Use the variables created above to calcualte the difference in days and store them in cohort Index column.

In [None]:
years_diff = invoice_year - cohort_year
months_diff = invoice_month - cohort_month

## Create 1st Cohort: User number & Retention Rate

### i. Pivot Cohort and Cohort Retention

In [None]:
df['CohortIndex'] = years_diff * 12 + months_diff + 1
df.head()

In [None]:
# Count monthly active customers from each cohort
grouping_count = df.groupby(['cohort_date', 'CohortIndex'])
cohort_data = grouping_count['CustomerID'].apply(pd.Series.nunique)
cohort_data = cohort_data.reset_index()
cohort_counts = cohort_data.pivot(index='cohort_date',
                                  columns='CohortIndex',
                                  values='CustomerID')
cohort_counts

In [None]:
# --Calculate Retention Rate--
cohort_sizes = cohort_counts.iloc[:,0]
retention = cohort_counts.divide(cohort_sizes, axis=0).apply(lambda x: round(x,2))
retention.index = retention.index.strftime('%m-%Y')

In [None]:
retention.round(3) * 100 #to show the number as percentage 

### ii. Visualize analysis of cohort 1 using seaborn and matplotlib modules

In [None]:
retention.T.columns

In [None]:
plt.figure(figsize=(15, 6))
plt.title('Retention rates')
sns.heatmap(data = retention, annot = True, fmt = '.0%',vmin = 0.0,vmax = 0.5,cmap = 'BuGn')
plt.show()

**Insights:**
* we can see from the above chart that more users tend to purchase as time goes on.
* The 12-2010 cohort is the strongest. The 02-2011 and 04-2011 cohort are the weaknest cohort.

In [None]:
plt.figure(figsize=(15,6))
# retention[list(range(1,14))].plot(figsize=(10,5))
retention.loc[['12-2010', '02-2011', '04-2011','01-2011'],:].T.plot(figsize=(10,5))
# retention.iloc[:,:].T.plot(figsize=(10,5))
plt.title('Cohorts: Retention')
plt.xlim(1,12)
plt.ylim(0,0.6)
plt.xlabel('Cohort Period')
plt.ylabel('% of Cohort Purchasing')

## Create the 2nd Cohort: Average Quantity Sold

### i. Pivot Cohort and Cohort Retention

In [None]:
# --Calculate Average Quantity--
grouping_qty = df.groupby(['cohort_date', 'CohortIndex'])
cohort_data_qty = grouping_qty['Quantity'].mean()
cohort_data_qty = cohort_data_qty.reset_index()
average_quantity = cohort_data_qty.pivot(index='cohort_date',
                                     columns='CohortIndex',
                                     values='Quantity')
average_quantity.index = average_quantity.index.strftime('%m-%Y')
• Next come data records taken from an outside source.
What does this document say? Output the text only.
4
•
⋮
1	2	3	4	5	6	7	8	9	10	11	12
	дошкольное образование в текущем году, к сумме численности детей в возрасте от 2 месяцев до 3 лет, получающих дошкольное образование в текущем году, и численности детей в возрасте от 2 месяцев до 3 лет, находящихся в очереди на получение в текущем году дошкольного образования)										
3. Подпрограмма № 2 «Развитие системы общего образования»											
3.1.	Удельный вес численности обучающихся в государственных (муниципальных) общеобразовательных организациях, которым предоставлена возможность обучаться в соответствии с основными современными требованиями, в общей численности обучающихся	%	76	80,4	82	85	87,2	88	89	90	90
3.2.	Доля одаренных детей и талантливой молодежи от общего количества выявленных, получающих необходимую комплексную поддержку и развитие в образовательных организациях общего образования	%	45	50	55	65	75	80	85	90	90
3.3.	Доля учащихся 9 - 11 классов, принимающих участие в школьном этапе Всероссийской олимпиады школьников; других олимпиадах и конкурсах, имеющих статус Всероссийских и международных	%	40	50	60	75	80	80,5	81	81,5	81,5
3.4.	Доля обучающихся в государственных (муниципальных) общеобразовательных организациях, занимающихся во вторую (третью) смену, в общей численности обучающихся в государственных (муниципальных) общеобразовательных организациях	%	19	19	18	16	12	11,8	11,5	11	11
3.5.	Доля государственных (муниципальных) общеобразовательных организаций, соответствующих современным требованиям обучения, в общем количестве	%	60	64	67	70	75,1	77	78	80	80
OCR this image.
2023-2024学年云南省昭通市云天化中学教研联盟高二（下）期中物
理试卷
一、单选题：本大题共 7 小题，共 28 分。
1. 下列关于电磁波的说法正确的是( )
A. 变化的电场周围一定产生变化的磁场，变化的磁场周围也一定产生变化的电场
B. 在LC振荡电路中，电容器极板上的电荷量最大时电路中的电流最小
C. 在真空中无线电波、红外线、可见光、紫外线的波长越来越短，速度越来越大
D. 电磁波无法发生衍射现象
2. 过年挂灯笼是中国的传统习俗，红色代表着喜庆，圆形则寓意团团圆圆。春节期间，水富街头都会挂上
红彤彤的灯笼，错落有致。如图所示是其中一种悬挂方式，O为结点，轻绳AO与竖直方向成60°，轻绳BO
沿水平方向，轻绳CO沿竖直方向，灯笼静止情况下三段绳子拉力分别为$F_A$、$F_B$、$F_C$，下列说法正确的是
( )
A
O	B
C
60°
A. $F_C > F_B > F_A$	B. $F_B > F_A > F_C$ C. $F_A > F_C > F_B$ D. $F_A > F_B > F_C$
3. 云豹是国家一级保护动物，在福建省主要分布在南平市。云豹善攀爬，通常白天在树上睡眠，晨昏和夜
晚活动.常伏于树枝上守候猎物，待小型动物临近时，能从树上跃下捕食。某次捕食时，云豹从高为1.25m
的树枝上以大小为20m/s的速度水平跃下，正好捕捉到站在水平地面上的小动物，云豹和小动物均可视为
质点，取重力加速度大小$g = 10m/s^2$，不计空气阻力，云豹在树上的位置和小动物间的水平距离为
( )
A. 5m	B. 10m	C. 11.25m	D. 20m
### ii. Visualize analysis of cohort 2 using seaborn and matplotlib modules

In [None]:
# Plot average quantity
plt.figure(figsize=(15, 6))
plt.title('Average Quantity')
sns.heatmap(data = average_quantity, annot=True, cmap='Blues')
plt.show()

## Create the 3rd Cohort: Average Sales


### i. Pivot Cohort and Cohort Retention

In [None]:
# --Calculate Average Price--
grouping_price = df.groupby(['cohort_date', 'CohortIndex'])
cohort_data_price = grouping_price['TotalPrice'].mean()
cohort_data_price = cohort_data_price.reset_index()
average_price = cohort_data_price.pivot(index='cohort_date',
                                     columns='CohortIndex',
                                     values='TotalPrice')
average_price.index = average_price.index.strftime('%m-%Y')

### ii. Visualize analysis of cohort 3 using seaborn and matplotlib modules

In [None]:
# Plot average sales
plt.figure(figsize=(15, 6))
plt.title('Average Price')
sns.heatmap(data = average_price, annot=True, cmap='Blues')
plt.show()

For e-commerce organisations, cohort analysis is a unique opportunity to find out which clients are the most valuable to their business. by performing Cohort analysis you can get answers to following questions:

- How much effective was a marketing campaign held in a particular time period?
- Did the strategy employed to improve the conversion rates of Customers worked?
- Should I focus more on retention rather than acquiring new customers?
- Are my customer nurturing strategies effective?
- Which marketing channels bring me the best results?
- Is there a seasoanlity pattern in Customer behahiour?